Both Medicare and Medicare Advantage will fund most basic health costs, including doctor's visits and hospital stays. The specific cost of each plan, as well as the out-of-pocket copays and other costs, vary. Some key differences between the two programs include:

  • Original Medicare includes Medicare Part A (hospital care) and Part B (medical care) only. People who want prescription drug coverage must purchase a Medicare Part D plan. Medicare Advantage often includes Part D, and may offer coverage for services original Medicare will not cover.
  • You can use original Medicare at any doctor or hospital that accepts the program. Medicare Advantage programs may limit you to specific in-network providers.
  • Out-of-pocket costs with Medicare Advantage plans are usually lower.
  • The government sets prices for various services offered under original Medicare plans. With a Medicare Advantage plan, you may pay a different rate based on the rate negotiated by the insurer. This rate may be higher or lower than the original Medicare rate.

Why Choose Medicare Advantage?

Medicare Advantage plans must offer benefits comparable to original Medicare. The government regulates these plans, ensuring that they meet certain basic care requirements. The costs and copays for various services, however, may be different. For some people, Medicare Advantage is a better choice. You might choose Medicare advantage because:

  • There are more options. In 2018, the average Medicare beneficiary could choose from 21 plans, though some regions offered even more choices.
  • Premiums may be lower on some plans. Some even offer $0 premiums, though this usually means you'll pay higher copays.
  • There is usually prescription drug coverage. Original Medicare does not cover prescription drugs unless you enroll in Part D. In 2019, 90% of Medicare Advantage policies offered prescription drug coverage.
  • You may pay less for expensive services.
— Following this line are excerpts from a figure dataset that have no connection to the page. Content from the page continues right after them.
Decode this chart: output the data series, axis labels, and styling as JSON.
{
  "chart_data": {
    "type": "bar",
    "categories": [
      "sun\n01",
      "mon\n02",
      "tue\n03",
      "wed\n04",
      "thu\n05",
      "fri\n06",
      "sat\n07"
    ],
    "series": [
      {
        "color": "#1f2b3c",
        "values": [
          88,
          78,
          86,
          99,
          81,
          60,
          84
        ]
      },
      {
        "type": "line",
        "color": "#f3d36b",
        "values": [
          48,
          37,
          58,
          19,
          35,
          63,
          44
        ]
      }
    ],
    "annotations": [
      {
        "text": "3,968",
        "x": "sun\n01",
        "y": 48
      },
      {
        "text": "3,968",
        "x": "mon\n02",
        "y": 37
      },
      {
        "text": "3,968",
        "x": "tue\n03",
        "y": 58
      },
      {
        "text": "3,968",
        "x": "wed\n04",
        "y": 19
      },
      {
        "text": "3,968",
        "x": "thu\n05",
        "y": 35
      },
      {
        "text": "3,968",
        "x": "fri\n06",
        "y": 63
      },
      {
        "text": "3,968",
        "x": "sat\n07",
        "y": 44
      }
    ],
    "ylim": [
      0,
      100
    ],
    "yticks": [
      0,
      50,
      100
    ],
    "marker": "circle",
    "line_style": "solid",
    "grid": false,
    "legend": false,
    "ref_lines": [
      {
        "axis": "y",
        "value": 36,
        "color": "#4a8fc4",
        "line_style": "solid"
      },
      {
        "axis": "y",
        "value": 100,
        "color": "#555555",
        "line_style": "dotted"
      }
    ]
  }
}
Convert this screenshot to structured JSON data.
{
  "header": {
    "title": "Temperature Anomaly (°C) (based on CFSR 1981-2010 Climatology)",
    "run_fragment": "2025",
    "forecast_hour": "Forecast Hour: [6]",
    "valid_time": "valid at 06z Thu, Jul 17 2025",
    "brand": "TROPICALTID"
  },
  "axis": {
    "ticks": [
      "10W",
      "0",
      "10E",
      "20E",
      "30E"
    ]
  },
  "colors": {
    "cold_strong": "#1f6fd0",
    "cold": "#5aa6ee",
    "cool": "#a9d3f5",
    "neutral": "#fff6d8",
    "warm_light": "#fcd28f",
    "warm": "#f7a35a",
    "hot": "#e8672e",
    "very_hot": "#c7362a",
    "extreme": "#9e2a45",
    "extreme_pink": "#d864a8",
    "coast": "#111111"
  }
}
Medicare Advantage plans are legally required to limit your out-of-pocket maximum costs. With original Medicare, you keep paying costs no matter how much you spend. In 2020, the out-of-pocket maximum for most Medicare Advantage costs was $6,700.
  • There is often coverage for services original Medicare will not fund. Each plan is different, so it is important to compare and review plan documents. However, many Medicare Advantage plans offer dental or vision coverage. Original Medicare, by contrast, covers only medical and hospital care.